Aden'in Rüyası (Bölüm 31)


Polislerin söylediklerinin aksine yine savcı karşısına ve mahkemeye çıkmaktan kurtulmuştu. Çünkü hem sitedeki evinde hem de köy evinde hiçbir şey bulunamamıştı. Ama o serbest kalmasını beklerken hiç beklemediği bir şey olmuştu. Kardeşi onun aleyhine ifade vermişti. Bunu öğrenince tedirgin olmaya başlamıştı. Şimdiye kadar aile üyelerinin yazılı ifadeleri alınmasına gerek duyulmamıştı. Neden durduk yere kardeşinin ifadesini almışlardı? onlara ne anlatmıştı? Şimdilik tek bildiği, kardeşinin onunla ilgili bir itirafta bulunduğuydu. Aptal çocuk! Seni aptal çocuk! Geri zekâlı... diye söylenmişti kendi kendine. Bora’nın onlara verdiği ifadede edeceği tek itiraf geçen sene, kim olduğunu bilmediği biri tarafından ona gönderilen ceset fotoğrafları olabilirdi. Bunlardan polise hiç bahsetmemişti çünkü o fotoğrafların Mert’in cinayetiyle hiçbir ilgisi yoktu. Sadece sadistin biri ona kafayı takmıştı ve onunla alay etmek için devamlı ceset fotoğrafları göndermişti. En azıdan o böyle düşünüyordu. Kaldı ki o fotoğrafların gerçek olduğuna bile inanmıyordu.
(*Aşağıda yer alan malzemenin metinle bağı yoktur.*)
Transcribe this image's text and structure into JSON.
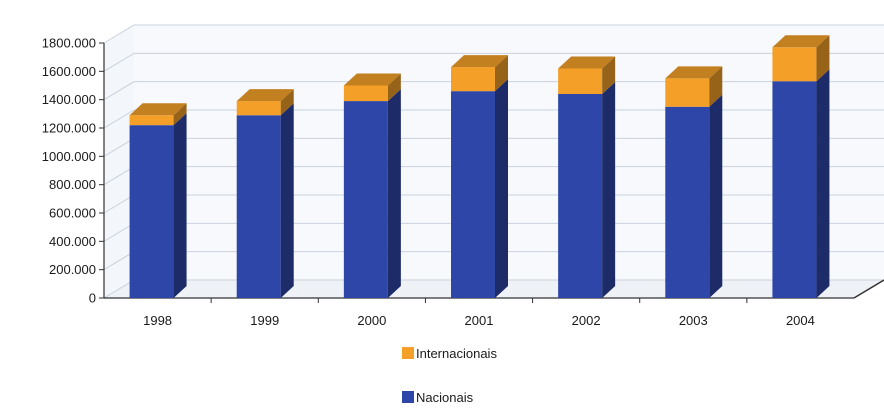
{
  "chart_data": {
    "type": "bar",
    "stacked": true,
    "three_d": true,
    "categories": [
      "1998",
      "1999",
      "2000",
      "2001",
      "2002",
      "2003",
      "2004"
    ],
    "series": [
      {
        "name": "Nacionais",
        "color": "#2e46a8",
        "values": [
          1220000,
          1290000,
          1390000,
          1460000,
          1440000,
          1350000,
          1530000
        ]
      },
      {
        "name": "Internacionais",
        "color": "#f4a028",
        "values": [
          70000,
          100000,
          110000,
          170000,
          180000,
          200000,
          240000
        ]
      }
    ],
    "ylim": [
      0,
      1800000
    ],
    "y_ticks": [
      0,
      200000,
      400000,
      600000,
      800000,
      1000000,
      1200000,
      1400000,
      1600000,
      1800000
    ],
    "y_tick_labels": [
      "0",
      "200.000",
      "400.000",
      "600.000",
      "800.000",
      "1000.000",
      "1200.000",
      "1400.000",
      "1600.000",
      "1800.000"
    ],
    "grid": true,
    "legend_order": [
      "Internacionais",
      "Nacionais"
    ],
    "legend_position": "bottom"
  }
}
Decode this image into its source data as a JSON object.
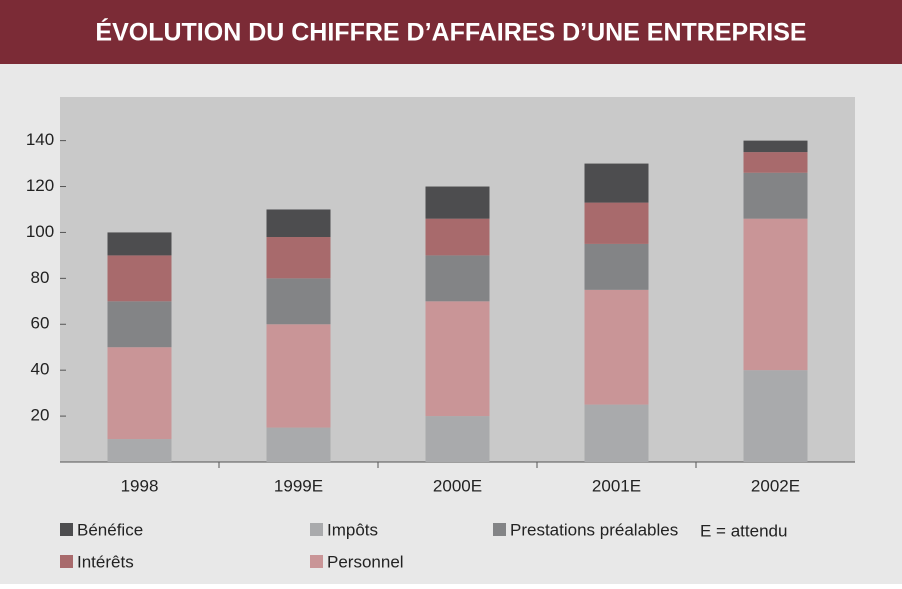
{
  "chart_data": {
    "type": "stacked_bar",
    "title": "ÉVOLUTION DU CHIFFRE D’AFFAIRES D’UNE ENTREPRISE",
    "categories": [
      "1998",
      "1999E",
      "2000E",
      "2001E",
      "2002E"
    ],
    "series": [
      {
        "name": "Impôts",
        "color": "#a9aaac",
        "values": [
          10,
          15,
          20,
          25,
          40
        ]
      },
      {
        "name": "Personnel",
        "color": "#c99597",
        "values": [
          40,
          45,
          50,
          50,
          66
        ]
      },
      {
        "name": "Prestations préalables",
        "color": "#838486",
        "values": [
          20,
          20,
          20,
          20,
          20
        ]
      },
      {
        "name": "Intérêts",
        "color": "#a86a6c",
        "values": [
          20,
          18,
          16,
          18,
          9
        ]
      },
      {
        "name": "Bénéfice",
        "color": "#4d4d4f",
        "values": [
          10,
          12,
          14,
          17,
          5
        ]
      }
    ],
    "annotation": "E = attendu",
    "ylim": [
      0,
      159
    ],
    "yticks": [
      20,
      40,
      60,
      80,
      100,
      120,
      140
    ]
  }
}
Bilgisayarda bazı programlar kullanılarak her şey yapılabiliyordu. Bora’nın da polise bunu söylediğini düşünüyordu. Gereksiz bir detay, boşuna zaman kaybı. Bu ifade onun için alınan kararları değiştirmeyecekti, buna inanıyordu. Ama birkaç saat sona ailesinin izni ile mahkemeye başvuru yapılmış ve Aden’in bir süre akıl hastanesine yatırılmasına karar verilmişti. Aden bunu duyunca önce sinirlendi ama sonra kendisini sakinleştirmeye çalışmıştı. Birkaç gece önce rüyasında, ailesinin onu zorla akıl hastanesine yatırdıklarını görmüştü. Şimdi de rüyasını gerçekleştirmesi için işaretler gelmeye başlamıştı. Ailesi onu mahkeme karartıyla, zorla akıl hastanesine yatırmak istiyordu. Buna direnmemesi, her şeyi oluruna bırakması gerekiyordu. Sonuçta bu rüyanın ne anlama geldiğini anlayabilmek için bir işaret bekliyordu ve beklediği işaret gelmişti. Gelen işaret, olanlara direnmemesi ve o hastaneye yatmasını söylüyordu. Hem böylece köydeki o tuhaf kızdan da kurtulmuş olacaktı. Hastane işlemlerine başlamadan önce Melisa, Aden ile son kez konuşmak için onu ifade odasına aldırmış ve her zamanki yerine oturup, rahatsız edici bakışlarını onun üzerine dikmişti.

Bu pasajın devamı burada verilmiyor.